Maar Christine aarzelde nog. Zij koestert de vele mooie katholieke herinneringen uit haar jeugd, en je wilt die onze dochter niet onthouden. Tradities zitten nu eenmaal diep in het bloed van de mens. Ook al laten we ze achter ons, het kind met het badwater weggooien, is zelden een goed idee.
En zo werden we twee dubbende ouders die iedere avond praatten of we het wel of niet moesten doen. Tot op een avond Zonneke ons gesprek afluisterde.
‘Hoef ik helemaal niet mijn communie te doen, om die hostie te mogen eten?” vroeg ze verbaasd. “Waar wachten we dan nog op; zondag naar de kerk, zodat ik eindelijk dat lichaam van Christus ook eens kan proeven….”

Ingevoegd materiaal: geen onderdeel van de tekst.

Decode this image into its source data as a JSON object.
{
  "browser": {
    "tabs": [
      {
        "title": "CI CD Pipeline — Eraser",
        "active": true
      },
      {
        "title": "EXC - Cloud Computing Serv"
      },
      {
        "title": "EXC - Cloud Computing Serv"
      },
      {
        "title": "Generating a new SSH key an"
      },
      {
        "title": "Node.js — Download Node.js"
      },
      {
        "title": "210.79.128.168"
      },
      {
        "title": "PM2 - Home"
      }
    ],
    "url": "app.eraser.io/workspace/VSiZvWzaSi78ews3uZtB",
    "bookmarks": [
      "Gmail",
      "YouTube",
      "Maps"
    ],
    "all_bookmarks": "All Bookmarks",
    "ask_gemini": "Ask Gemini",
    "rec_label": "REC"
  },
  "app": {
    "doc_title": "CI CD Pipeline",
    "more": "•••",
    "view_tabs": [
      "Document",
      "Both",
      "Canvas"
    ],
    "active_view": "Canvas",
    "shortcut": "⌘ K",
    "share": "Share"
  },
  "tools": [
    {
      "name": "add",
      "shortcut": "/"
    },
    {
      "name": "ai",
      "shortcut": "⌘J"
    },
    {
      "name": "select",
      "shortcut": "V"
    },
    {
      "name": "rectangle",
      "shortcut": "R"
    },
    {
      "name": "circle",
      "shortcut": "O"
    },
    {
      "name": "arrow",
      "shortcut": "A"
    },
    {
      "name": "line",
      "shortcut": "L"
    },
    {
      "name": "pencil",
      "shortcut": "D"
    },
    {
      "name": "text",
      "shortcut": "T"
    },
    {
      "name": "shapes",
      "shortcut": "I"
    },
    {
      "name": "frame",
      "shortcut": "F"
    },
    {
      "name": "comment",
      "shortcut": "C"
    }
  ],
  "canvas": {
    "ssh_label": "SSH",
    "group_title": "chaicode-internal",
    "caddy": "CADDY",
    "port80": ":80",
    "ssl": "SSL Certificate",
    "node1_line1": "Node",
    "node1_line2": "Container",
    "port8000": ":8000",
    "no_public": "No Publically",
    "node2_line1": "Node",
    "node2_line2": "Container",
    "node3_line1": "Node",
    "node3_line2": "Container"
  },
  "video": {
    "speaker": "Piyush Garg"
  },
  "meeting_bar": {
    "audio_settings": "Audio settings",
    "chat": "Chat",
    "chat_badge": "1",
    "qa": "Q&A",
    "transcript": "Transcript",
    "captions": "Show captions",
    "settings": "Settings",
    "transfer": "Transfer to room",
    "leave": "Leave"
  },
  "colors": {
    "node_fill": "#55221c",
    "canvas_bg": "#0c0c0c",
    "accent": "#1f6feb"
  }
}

Paus Pius de Tiende had gelijk; op hun achtste zijn kinderen meer dan hun ouders tot de jaren van gezond verstand gekomen.
Geert Kimpen
Op donderdag 10 februari geeft Geert Kimpen zijn lezing “Maak goud van je leven” in De Windwijzer in Vlaardingen. Op maandag 14 februari vertelt hij over de liefde tijdens een Valentijnsavond in De Kamers in Amersfoort.
Meer info: www.geertkimpen.com.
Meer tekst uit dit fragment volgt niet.